I want to prove the following basic property of hyperbolic lines in $IR^{2,1}$.
If x $\in$ $H^2$ and l is a line in $H^2$ then there is a unique line l' through x orthogonal to l.
I want to prove this in the hyperboloid model. Let $\langle\,,\rangle$ denote the Lorentz scalar product. Consider a line l. l is the intersection of $H^2$ with a 2-dimensional linear subspace
$\begin{align*} U= & \; \{y \in IR^{2,1} \mid | \langle\,y,n \rangle=0\} \end{align*}$
where $\langle\,n,n \rangle=1$. I have to construct a normal vector n' such that the associated plane U' contains x (that is $\langle\,x,n'\rangle=0$) and $\langle\,n',n\rangle=0$. Then the line l'=$H^2 \cap U'$ should intersect l orthogonally. The problem is that I don't see how to construct n' or prove the uniqueness. I cannot apply the Gram-Schmidt-Algorithm since this would also change x. Is there an elementary way to show this?
I would do it as follows.
Assume that $l$ is the X axis, i.e., the set of points with the $y$ coordinate equal to 0.
Let $C=(0,0,1)$, $X_a = \left(\begin{array}{ccc} \cosh a&0&\sinh a\\0&1&0\\\sinh a&0&\cosh a\end{array}\right)$ be the isometry which shifts $C$ $a$ units to the right, and $Y_a$ be the similar isometry which shifts $C$ $a$ units up.

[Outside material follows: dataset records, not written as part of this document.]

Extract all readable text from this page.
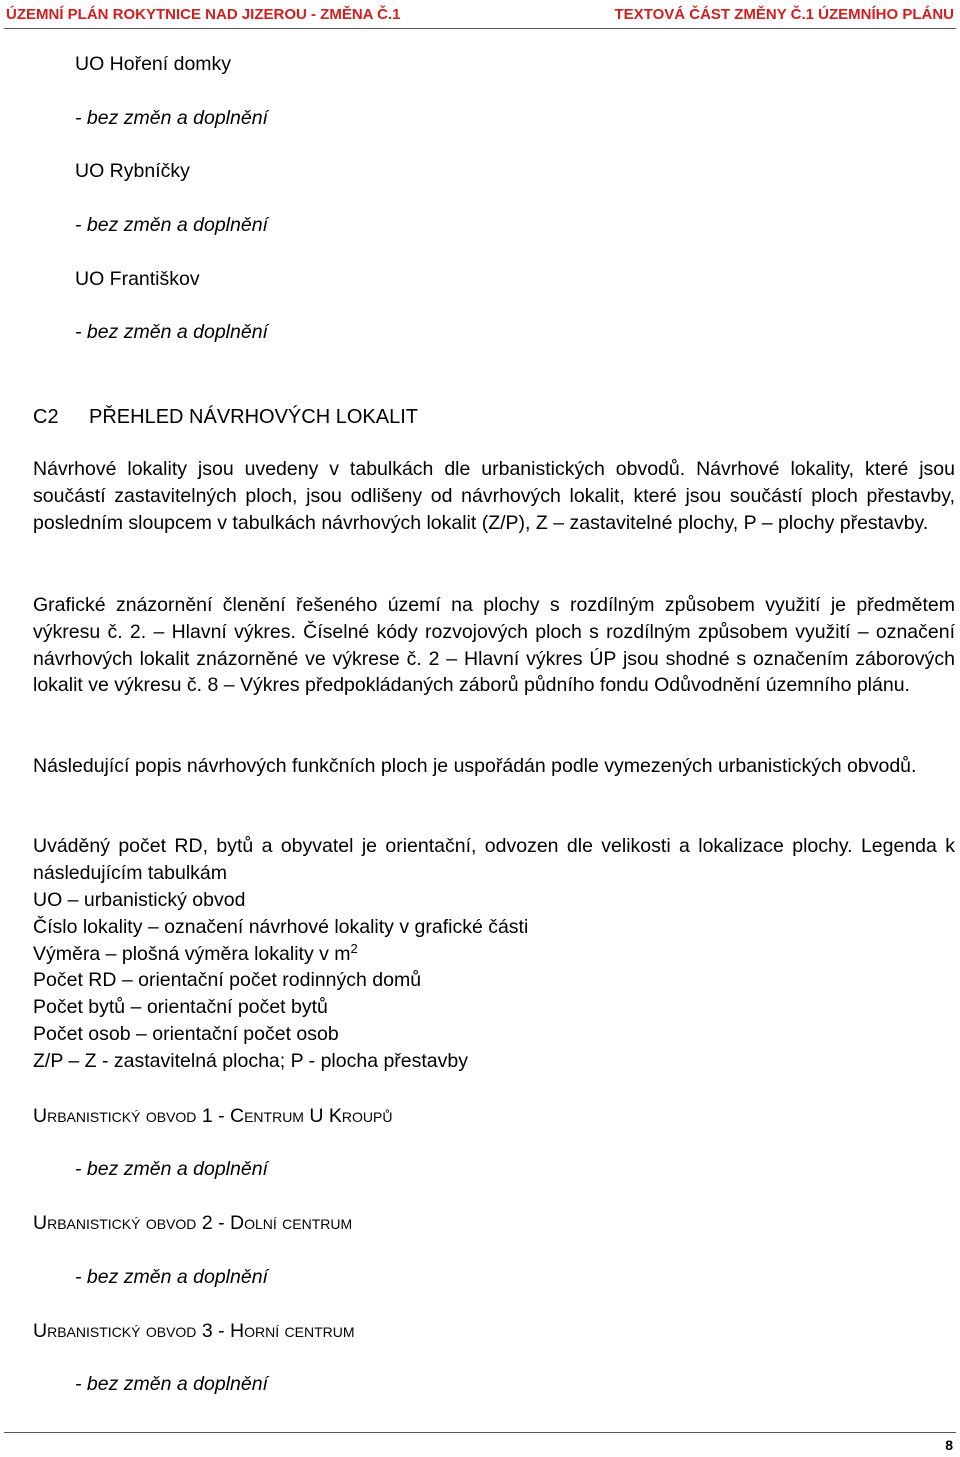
ÚZEMNÍ PLÁN ROKYTNICE NAD JIZEROU - ZMĚNA Č.1	TEXTOVÁ ČÁST ZMĚNY Č.1 ÚZEMNÍHO PLÁNU
UO Hoření domky
- bez změn a doplnění
UO Rybníčky
- bez změn a doplnění
UO Františkov
- bez změn a doplnění
C2 PŘEHLED NÁVRHOVÝCH LOKALIT
Návrhové lokality jsou uvedeny v tabulkách dle urbanistických obvodů. Návrhové lokality, které jsou součástí zastavitelných ploch, jsou odlišeny od návrhových lokalit, které jsou součástí ploch přestavby, posledním sloupcem v tabulkách návrhových lokalit (Z/P), Z – zastavitelné plochy, P – plochy přestavby.
Grafické znázornění členění řešeného území na plochy s rozdílným způsobem využití je předmětem výkresu č. 2. – Hlavní výkres. Číselné kódy rozvojových ploch s rozdílným způsobem využití – označení návrhových lokalit znázorněné ve výkrese č. 2 – Hlavní výkres ÚP jsou shodné s označením záborových lokalit ve výkresu č. 8 – Výkres předpokládaných záborů půdního fondu Odůvodnění územního plánu.
Následující popis návrhových funkčních ploch je uspořádán podle vymezených urbanistických obvodů.
Uváděný počet RD, bytů a obyvatel je orientační, odvozen dle velikosti a lokalizace plochy. Legenda k následujícím tabulkám
UO – urbanistický obvod
Číslo lokality – označení návrhové lokality v grafické části
Výměra – plošná výměra lokality v $m^2$
Počet RD – orientační počet rodinných domů
Počet bytů – orientační počet bytů
Počet osob – orientační počet osob
Z/P – Z - zastavitelná plocha; P - plocha přestavby
Urbanistický obvod 1 - Centrum U Kroupů
- bez změn a doplnění
Urbanistický obvod 2 - Dolní centrum
- bez změn a doplnění
Urbanistický obvod 3 - Horní centrum
- bez změn a doplnění
8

Hence $l = \{X_aC: a \in \mathbb{R}\}$.
The orthogonal line at point $X_aC$ is $\{X_a Y_b C: b \in \mathbb{R}\}$. If you multiply the matrices it is clear that $a$ and $b$ exist and are unique (if I remember correctly, for the point $(x,y,z)$ we have $b = \sinh(y)$ and $a = \sinh(x/\cosh(b))$).